Une nouvelle bataille juridique s'engage autour de la loi d'urgence agricole. Les députés écologistes et insoumis ont saisi le Conseil constitutionnel pour contester plusieurs de ses dispositions, dont le rétablissement controversé de l'acétamipride, un pesticide interdit depuis 2020. Selon Reporterre, cette saisine intervient après l'adoption définitive du texte à l'Assemblée nationale puis au Sénat, une procédure législative qui s'est achevée avant l'été.

Ce qu'il faut retenir

  • Les groupes Écologiste et social et La France insoumise ont déposé un recours le 24 juillet 2026 contre la loi d'urgence agricole
  • Le texte prévoit notamment le retour de l'acétamipride, interdit en 2020, en raison de ses effets néfastes sur les pollinisateurs
  • Les parlementaires s'appuient sur la Charte de l'environnement pour contester la légalité du texte

Un pesticide controversé de nouveau autorisé

L'acétamipride, un néonicotinoïde classé comme perturbateur endocrinien pour les abeilles, avait été interdit en France en 2020 dans le cadre de la loi sur la biodiversité. Pourtant, la loi d'urgence agricole adoptée cet été prévoit son retour, suscitant une vive opposition. Ce pesticide, utilisé pour traiter certaines cultures comme les pommiers ou les fraises, reste autorisé dans plusieurs pays européens malgré les alertes sanitaires et environnementales.

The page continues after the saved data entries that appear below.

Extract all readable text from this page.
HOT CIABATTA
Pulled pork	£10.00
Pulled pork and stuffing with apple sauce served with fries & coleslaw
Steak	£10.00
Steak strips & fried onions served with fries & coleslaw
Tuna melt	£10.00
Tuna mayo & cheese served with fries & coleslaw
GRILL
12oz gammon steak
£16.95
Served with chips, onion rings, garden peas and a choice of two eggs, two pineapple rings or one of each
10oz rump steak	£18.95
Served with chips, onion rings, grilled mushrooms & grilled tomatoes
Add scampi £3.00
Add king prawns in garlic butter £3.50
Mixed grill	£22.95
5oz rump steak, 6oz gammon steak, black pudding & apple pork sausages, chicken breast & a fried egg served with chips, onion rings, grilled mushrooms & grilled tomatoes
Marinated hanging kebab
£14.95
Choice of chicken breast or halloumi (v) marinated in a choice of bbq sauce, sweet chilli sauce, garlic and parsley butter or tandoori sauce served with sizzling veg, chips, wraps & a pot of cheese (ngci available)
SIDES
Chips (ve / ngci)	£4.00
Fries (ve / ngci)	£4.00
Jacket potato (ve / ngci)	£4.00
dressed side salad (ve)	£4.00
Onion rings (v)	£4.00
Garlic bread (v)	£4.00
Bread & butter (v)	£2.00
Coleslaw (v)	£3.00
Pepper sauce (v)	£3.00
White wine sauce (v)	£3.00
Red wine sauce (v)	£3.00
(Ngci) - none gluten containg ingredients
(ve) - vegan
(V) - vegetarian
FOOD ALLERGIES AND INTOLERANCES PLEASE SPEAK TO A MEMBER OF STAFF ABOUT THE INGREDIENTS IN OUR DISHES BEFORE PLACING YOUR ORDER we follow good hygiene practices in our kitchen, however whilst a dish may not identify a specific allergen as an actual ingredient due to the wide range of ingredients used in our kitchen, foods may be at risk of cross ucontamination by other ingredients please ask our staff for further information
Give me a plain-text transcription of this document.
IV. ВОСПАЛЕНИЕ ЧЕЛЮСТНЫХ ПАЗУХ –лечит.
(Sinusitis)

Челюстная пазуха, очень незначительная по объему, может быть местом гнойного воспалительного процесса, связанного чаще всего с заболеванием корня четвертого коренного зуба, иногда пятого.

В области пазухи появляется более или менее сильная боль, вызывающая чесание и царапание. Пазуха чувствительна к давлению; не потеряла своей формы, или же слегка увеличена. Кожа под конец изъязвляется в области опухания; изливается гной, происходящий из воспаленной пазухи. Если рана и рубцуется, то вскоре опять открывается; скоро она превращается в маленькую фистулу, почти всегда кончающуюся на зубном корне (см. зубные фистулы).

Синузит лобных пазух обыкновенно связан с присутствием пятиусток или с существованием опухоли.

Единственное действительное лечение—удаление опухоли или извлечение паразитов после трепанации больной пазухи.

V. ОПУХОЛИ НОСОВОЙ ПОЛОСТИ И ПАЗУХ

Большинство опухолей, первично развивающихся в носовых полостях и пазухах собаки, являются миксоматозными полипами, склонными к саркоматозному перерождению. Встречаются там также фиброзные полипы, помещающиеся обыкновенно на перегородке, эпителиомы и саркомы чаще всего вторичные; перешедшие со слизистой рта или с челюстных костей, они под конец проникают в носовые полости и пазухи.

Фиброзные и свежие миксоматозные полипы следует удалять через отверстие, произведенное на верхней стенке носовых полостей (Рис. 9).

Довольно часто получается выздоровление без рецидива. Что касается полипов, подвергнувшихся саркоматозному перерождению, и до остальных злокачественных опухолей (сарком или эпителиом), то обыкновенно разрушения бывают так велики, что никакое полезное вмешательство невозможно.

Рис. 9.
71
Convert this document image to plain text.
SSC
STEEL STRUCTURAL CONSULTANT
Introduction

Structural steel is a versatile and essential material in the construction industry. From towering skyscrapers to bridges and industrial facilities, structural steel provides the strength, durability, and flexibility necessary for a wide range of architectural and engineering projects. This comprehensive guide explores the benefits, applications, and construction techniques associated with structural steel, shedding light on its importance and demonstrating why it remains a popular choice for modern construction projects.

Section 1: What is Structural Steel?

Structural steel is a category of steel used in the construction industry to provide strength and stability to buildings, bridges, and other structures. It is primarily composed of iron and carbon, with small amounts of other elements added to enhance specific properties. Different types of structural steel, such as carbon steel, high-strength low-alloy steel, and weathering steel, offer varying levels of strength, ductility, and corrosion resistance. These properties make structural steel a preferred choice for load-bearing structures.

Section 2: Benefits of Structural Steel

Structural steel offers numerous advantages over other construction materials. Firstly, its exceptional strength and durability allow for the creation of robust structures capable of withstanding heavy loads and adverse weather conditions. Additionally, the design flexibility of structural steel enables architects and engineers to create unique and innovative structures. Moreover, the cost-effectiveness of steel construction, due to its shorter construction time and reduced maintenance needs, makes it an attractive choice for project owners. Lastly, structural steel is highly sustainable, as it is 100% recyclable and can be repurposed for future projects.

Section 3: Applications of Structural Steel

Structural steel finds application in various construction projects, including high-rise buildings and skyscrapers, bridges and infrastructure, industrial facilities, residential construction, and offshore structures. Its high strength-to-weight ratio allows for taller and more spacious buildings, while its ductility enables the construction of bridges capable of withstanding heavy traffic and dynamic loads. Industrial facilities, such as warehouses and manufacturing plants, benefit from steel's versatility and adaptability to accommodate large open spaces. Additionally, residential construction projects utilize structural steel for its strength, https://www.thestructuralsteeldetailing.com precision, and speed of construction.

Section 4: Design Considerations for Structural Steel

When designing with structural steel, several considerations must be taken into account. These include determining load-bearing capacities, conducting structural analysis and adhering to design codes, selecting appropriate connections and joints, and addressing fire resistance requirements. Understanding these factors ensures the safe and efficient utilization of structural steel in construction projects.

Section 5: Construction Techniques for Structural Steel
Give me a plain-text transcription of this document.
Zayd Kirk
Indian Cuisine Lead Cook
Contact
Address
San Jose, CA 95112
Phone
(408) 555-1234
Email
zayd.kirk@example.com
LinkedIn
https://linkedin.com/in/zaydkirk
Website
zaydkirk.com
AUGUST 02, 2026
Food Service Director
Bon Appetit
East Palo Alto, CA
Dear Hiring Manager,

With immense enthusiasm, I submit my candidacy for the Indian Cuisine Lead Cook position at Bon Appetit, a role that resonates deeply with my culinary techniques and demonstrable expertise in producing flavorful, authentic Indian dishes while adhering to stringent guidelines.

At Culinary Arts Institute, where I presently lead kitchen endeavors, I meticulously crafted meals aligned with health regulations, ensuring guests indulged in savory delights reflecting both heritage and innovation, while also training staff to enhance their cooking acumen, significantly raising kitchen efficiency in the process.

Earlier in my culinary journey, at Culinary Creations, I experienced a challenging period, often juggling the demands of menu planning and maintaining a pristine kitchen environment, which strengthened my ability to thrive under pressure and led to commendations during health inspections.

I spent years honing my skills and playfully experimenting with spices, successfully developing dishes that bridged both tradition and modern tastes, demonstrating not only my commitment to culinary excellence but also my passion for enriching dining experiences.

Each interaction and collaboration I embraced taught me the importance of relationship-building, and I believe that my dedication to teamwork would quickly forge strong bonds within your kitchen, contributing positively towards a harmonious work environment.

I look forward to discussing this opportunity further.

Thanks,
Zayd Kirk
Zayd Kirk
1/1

Pour les députés écologistes, ce rétablissement illustre une régression environnementale. « Ce texte est une aberration écologique et sanitaire », a dénoncé Julien Bayou, député écologiste et co-signataire du recours. « On revient sur des interdictions justifiées par la science, sans justification valable. »

La Charte de l'environnement comme argument juridique

Les opposants à la loi s'appuient sur la Charte de l'environnement, intégrée à la Constitution en 2005, pour contester sa légalité. Ils estiment que le rétablissement de l'acétamipride porte atteinte au principe de précaution, inscrit à l'article 5 de la Charte. « Le Conseil constitutionnel a déjà rappelé à plusieurs reprises que la protection de l'environnement relève de l'intérêt général », a rappelé Sandrine Rousseau, députée insoumise et porteuse du recours.

Cette saisine intervient dans un contexte de tensions croissantes autour de la politique agricole en France. Les défenseurs du texte, majoritairement issus des rangs de la majorité présidentielle, justifient le rétablissement de l'acétamipride par la nécessité de soutenir les agriculteurs face à la hausse des coûts de production et aux pressions des maladies végétales.

Une procédure accélérée sous surveillance

Le recours déposé le 24 juillet 2026 vise spécifiquement plusieurs articles de la loi, dont ceux relatifs aux dérogations pour les pesticides. Les parlementaires espèrent que le Conseil constitutionnel se prononcera avant la fin de l'année, afin d'éviter que le texte ne s'applique pleinement. « Nous avons bon espoir que le Conseil constitutionnel donne raison à nos arguments », a indiqué Bastien Lachaud, député La France insoumise.

Cette saisine s'ajoute à une série d'initiatives juridiques contre la loi d'urgence agricole, déjà critiquée par des associations environnementales et des scientifiques. Le Conseil d'État avait, par ailleurs, été saisi en juin dernier par la Ligue pour la protection des oiseaux (LPO) pour un motif similaire.

Et maintenant ?

Le Conseil constitutionnel dispose d'un délai de trois mois pour se prononcer sur le recours déposé par les députés. Si le texte est censuré, le gouvernement devra revoir sa copie ou trouver une autre voie législative pour maintenir l'autorisation de l'acétamipride. Dans le cas contraire, les associations environnementales pourraient engager des recours devant la Cour européenne des droits de l'homme, au nom du principe de précaution.

Cette affaire illustre les divisions persistantes autour de la transition écologique en France, entre impératifs économiques et exigences environnementales. Une décision du Conseil constitutionnel pourrait donc avoir un impact bien au-delà de ce seul pesticide.

L'acétamipride, classé comme perturbateur endocrinien pour les abeilles, avait été interdit en 2020 en application de la loi sur la biodiversité. Des études scientifiques avaient montré ses effets néfastes sur les pollinisateurs, essentiels à la biodiversité et à l'agriculture.